This article sums up so many of the thoughts I think many of us may have (I know it related to me).
This article sums up so many of the thoughts I think many of us may have (I know it related to me).
GOLD / wonderful pomegranate / 28905 posts
I only read halfway through but this pretty much sums up why I think it's SO important to go into labor with a open mind. I truly believe any doctor/hospital worth their salt has one ultimate goal in mind. A healthy baby and healthy mommy. That is ALL that matters.
coconut / 8305 posts
Idk if I'll ever really understand the mommy guilt. I've been on both sides of the fence with birth, feeding, living/parenting style & never felt guilt on either side.
I don't think anyone should feel guilty about the informed choices they make, regardless of what their choice is... that's the whole point of making an informed *choice*.
ETA: I feel bad for the writer of the article & at first it seems she'd have been a pretty informed mommy that just had her labor/breastfeeding experience not go as planned, but I then start wondering at the aspects like the elective induction, not knowing what a normal time frame for labor is, and taking breastfeeding advice that led to ff over the phone. It stinks when things don't go as planned, I know b/c nothing went as planned with G, but I still can't completely overlook at the aspects that played part in that that easily could have been avoided/removed/changed. Right? Still though.. there's no reason any of us should have guilt for doing the best we can with what we have at any given moment in parenting choices/decisions.
pomegranate / 3890 posts
I really liked this article I feel like there are so many strong opinions and judgement on the ap/natural parenting aide (which we do some ap in our house) and I get really sock of hearing about it. Like I could care less how you birthed your baby, it doesn't make you any.Stronger or better to birth a baby naturally or have a section.
coconut / 8861 posts
@runsyellowlites: The author sounds so much like a friend of mine's labor. She went in well educated and extremely prepared. She was a medical student at the time. Her labor went completely opposite of her expectations. She wanted a natural labor with little to no interventions. Instead, she had her water broken in triage and labor stalled. After nearly two days of labor and hours of pushing, she had a c-section. She experienced guilt much like the author. She blogged about her guilt over the labor. It's tough to read it because she had some big expectations for it and didn't get it. She had a better breastfeeding experience.

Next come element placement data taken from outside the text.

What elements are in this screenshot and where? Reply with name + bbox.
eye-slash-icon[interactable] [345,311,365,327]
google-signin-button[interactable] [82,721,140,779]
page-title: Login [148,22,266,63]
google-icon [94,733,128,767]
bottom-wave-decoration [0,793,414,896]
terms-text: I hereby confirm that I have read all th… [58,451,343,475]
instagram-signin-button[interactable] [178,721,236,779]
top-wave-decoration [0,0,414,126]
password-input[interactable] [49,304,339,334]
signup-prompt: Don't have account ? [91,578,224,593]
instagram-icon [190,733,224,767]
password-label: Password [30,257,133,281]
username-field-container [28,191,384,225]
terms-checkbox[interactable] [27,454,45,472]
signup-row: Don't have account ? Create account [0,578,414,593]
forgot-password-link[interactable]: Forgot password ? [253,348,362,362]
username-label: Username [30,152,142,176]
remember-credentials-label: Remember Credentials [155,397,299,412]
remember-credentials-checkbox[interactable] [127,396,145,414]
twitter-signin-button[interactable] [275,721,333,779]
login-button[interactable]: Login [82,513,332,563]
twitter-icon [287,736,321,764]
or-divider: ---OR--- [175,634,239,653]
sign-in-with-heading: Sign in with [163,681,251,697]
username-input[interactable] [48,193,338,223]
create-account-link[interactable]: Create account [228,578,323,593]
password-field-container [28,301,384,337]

When she found out that we were pregnant, she told us to not have any expectations of the labor experience. I went into labor with an open mind, wanted an epidural, and labored for 14 hours. I got the experience she wanted. I was extremely laid back about labor and had an awesome experience.
I didn't buy into any of the labor experiences often talked about. I just learned what I needed to and went with it. Our friend drank the koolaid and had a bad labor experience. At least in our experiences, it came down to mindset. Just putting that out there.
cherry / 208 posts
I don't know if I liked the article. It seemed like throughout she was having trouble managing her disappointment that her expectations weren't able to be realized. That's quite understandable but somehow she made it sound like there were other women, more "natural" women judging her. She seemed to be the only person judging herself.
In my own social circle, I see this a lot. I even see that in myself. I didn't cloth diaper but my best friend is and I find myself defensive whenever the subject comes up because I know the value of cloth diapering, I just chose a different, easier-for-my-family path. But she's not making me feel bad-- I'm just sensitive and defensive. Equally, I have friends who had medicated births by choice. They seem defensive when the subject comes up but honestly, I don't spend any time thinking about their birth, let alone judging them for it. I just love their babies and glad everyone had the experience they wanted.
Anyway, it seems like if the author forgave herself for not meeting her own expectations or was able to let go of the idea that life is going to always go as planned, she'd discover that no one else is judging her for her medical choices.